Economic growth cooled in the fourth quarter after U.S. gross domestic product expanded at a 2.2 percent annual pace in the fourth quarter, a sharp drop from a 5 percent growth rate in the third quarter. Reuters/

U.S. gross domestic product, the broadest measure of goods and services produced across the economy, grew at a seasonally adjusted annual rate of 2.2 percent in the last three months of 2014, the Commerce Department said in its third and final estimate Friday. The final revision missed economists expectations for 2.4 percent annual growth, according to analysts polled by Thomson Reuters.

The downward revision comes after economic growth smashed expectations in the third quarter after GDP grew 5 percent. Meanwhile, U.S. GDP increased 4.6 percent in the second quarter, after decreasing 2.1 percent in the first.

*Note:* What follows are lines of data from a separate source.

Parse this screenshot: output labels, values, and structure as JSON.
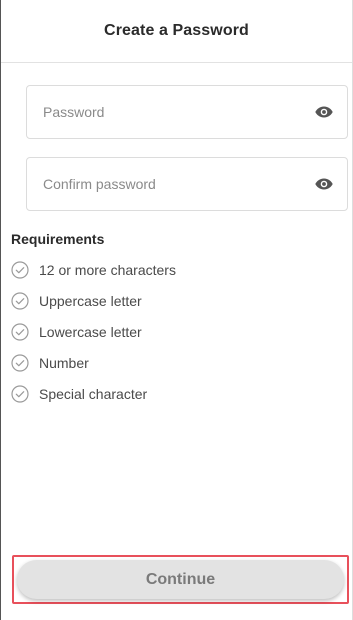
{
  "header": {
    "title": "Create a Password"
  },
  "password_field": {
    "placeholder": "Password",
    "value": "",
    "icon": "eye-icon"
  },
  "confirm_field": {
    "placeholder": "Confirm password",
    "value": "",
    "icon": "eye-icon"
  },
  "requirements": {
    "title": "Requirements",
    "items": [
      {
        "label": "12 or more characters",
        "icon": "check-circle-icon"
      },
      {
        "label": "Uppercase letter",
        "icon": "check-circle-icon"
      },
      {
        "label": "Lowercase letter",
        "icon": "check-circle-icon"
      },
      {
        "label": "Number",
        "icon": "check-circle-icon"
      },
      {
        "label": "Special character",
        "icon": "check-circle-icon"
      }
    ]
  },
  "footer": {
    "continue_label": "Continue"
  },
  "colors": {
    "highlight_border": "#e8505b",
    "button_bg": "#e3e3e3",
    "button_text": "#7a7a7a",
    "check_icon": "#9a9a9a"
  }
}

The slowdown in growth comes as the U.S. Federal Reserve downgraded its GDP forecasts for this year. Annual U.S. gross domestic product in 2015 is expected to grow 2.3 percent to 2.7 percent, down sharply from the central bank's estimate of 2.6 percent to 3 percent in December, the FOMC said in its economic projections following the central bank's meeting last week.

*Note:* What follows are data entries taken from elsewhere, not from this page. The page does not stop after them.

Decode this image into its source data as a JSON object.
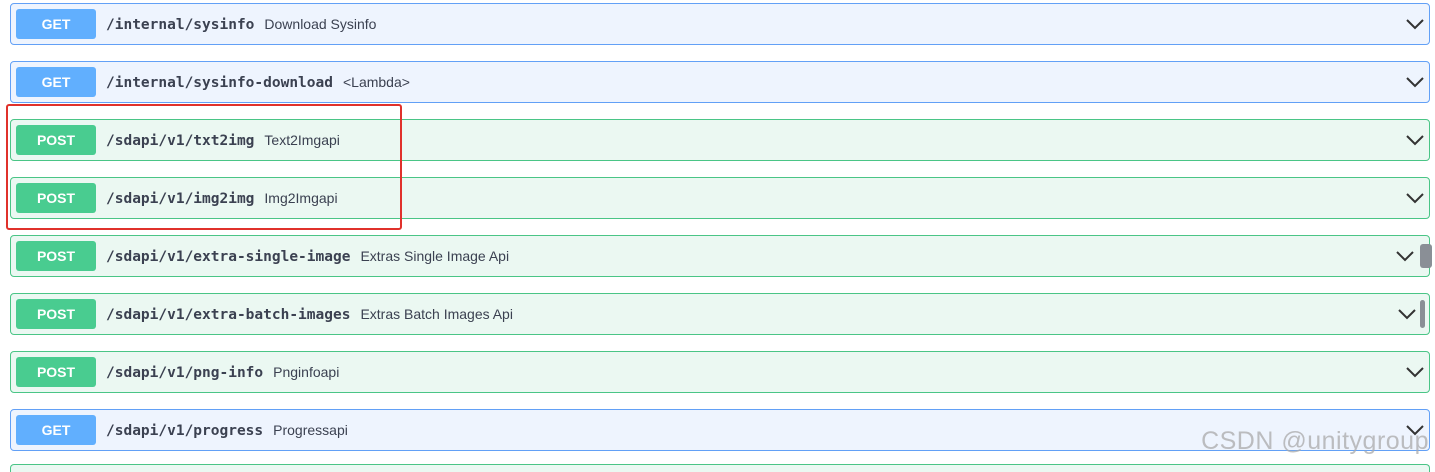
{
  "operations": [
    {
      "method": "GET",
      "path": "/internal/sysinfo",
      "summary": "Download Sysinfo"
    },
    {
      "method": "GET",
      "path": "/internal/sysinfo-download",
      "summary": "<Lambda>"
    },
    {
      "method": "POST",
      "path": "/sdapi/v1/txt2img",
      "summary": "Text2Imgapi"
    },
    {
      "method": "POST",
      "path": "/sdapi/v1/img2img",
      "summary": "Img2Imgapi"
    },
    {
      "method": "POST",
      "path": "/sdapi/v1/extra-single-image",
      "summary": "Extras Single Image Api"
    },
    {
      "method": "POST",
      "path": "/sdapi/v1/extra-batch-images",
      "summary": "Extras Batch Images Api"
    },
    {
      "method": "POST",
      "path": "/sdapi/v1/png-info",
      "summary": "Pnginfoapi"
    },
    {
      "method": "GET",
      "path": "/sdapi/v1/progress",
      "summary": "Progressapi"
    }
  ],
  "watermark": "CSDN @unitygroup",
  "colors": {
    "get_badge": "#61affe",
    "post_badge": "#49cc90",
    "highlight_border": "#e0312b"
  }
}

Economists expect first quarter growth to slow this year, driven by harsh winter weather and a downturn in U.S. business investment. Consumer spending, which accounts for nearly two-thirds of U.S. economic activity, fell in January despite a precipitous drop in gasoline prices across America. Spending declined 0.2 percent in January after falling 0.3 percent in December, the Commerce Department said earlier this month.

Separately, U.S. consumers unexpectedly spent less at retailers last month despite a steep drop in gasoline prices across America, marking the first time since 2012 that sales have dropped for three consecutive months. U.S. retail sales dropped 0.6 percent in February after declining 0.8 percent in January, the Commerce Department said Thursday.

The unexpected drop in sales disappointed some market professionals. The drop in gasoline prices over the past few months was expected to boost consumer spending at retailers. Most economists attributed the recent lackluster numbers to a harsh winter.

Meanwhile, U.S. businesses spent less on investment for a sixth straight month in February, causing concerns that a strong dollar will weigh on corporate profits ahead of earnings season. Non-defense capital goods orders excluding aircraft, a closely watched barometer for business spending plans, dropped 1.4 percent last month after a revised 0.1 percent dip in January, the Commerce Department said Wednesday.

Following the report, U.S. stock futures edged lower ahead of the opening bell. The Dow Jones Industrial Average Futures fell 22 points, or 0.12 percent, too 17,582; the S&P 500 Index Futures dipped 1 point, or 0.05 percent, to 2,047.50. The Nasdaq Composite Futures lost 2.25 points, or 0.05 percent, to 4,308.50.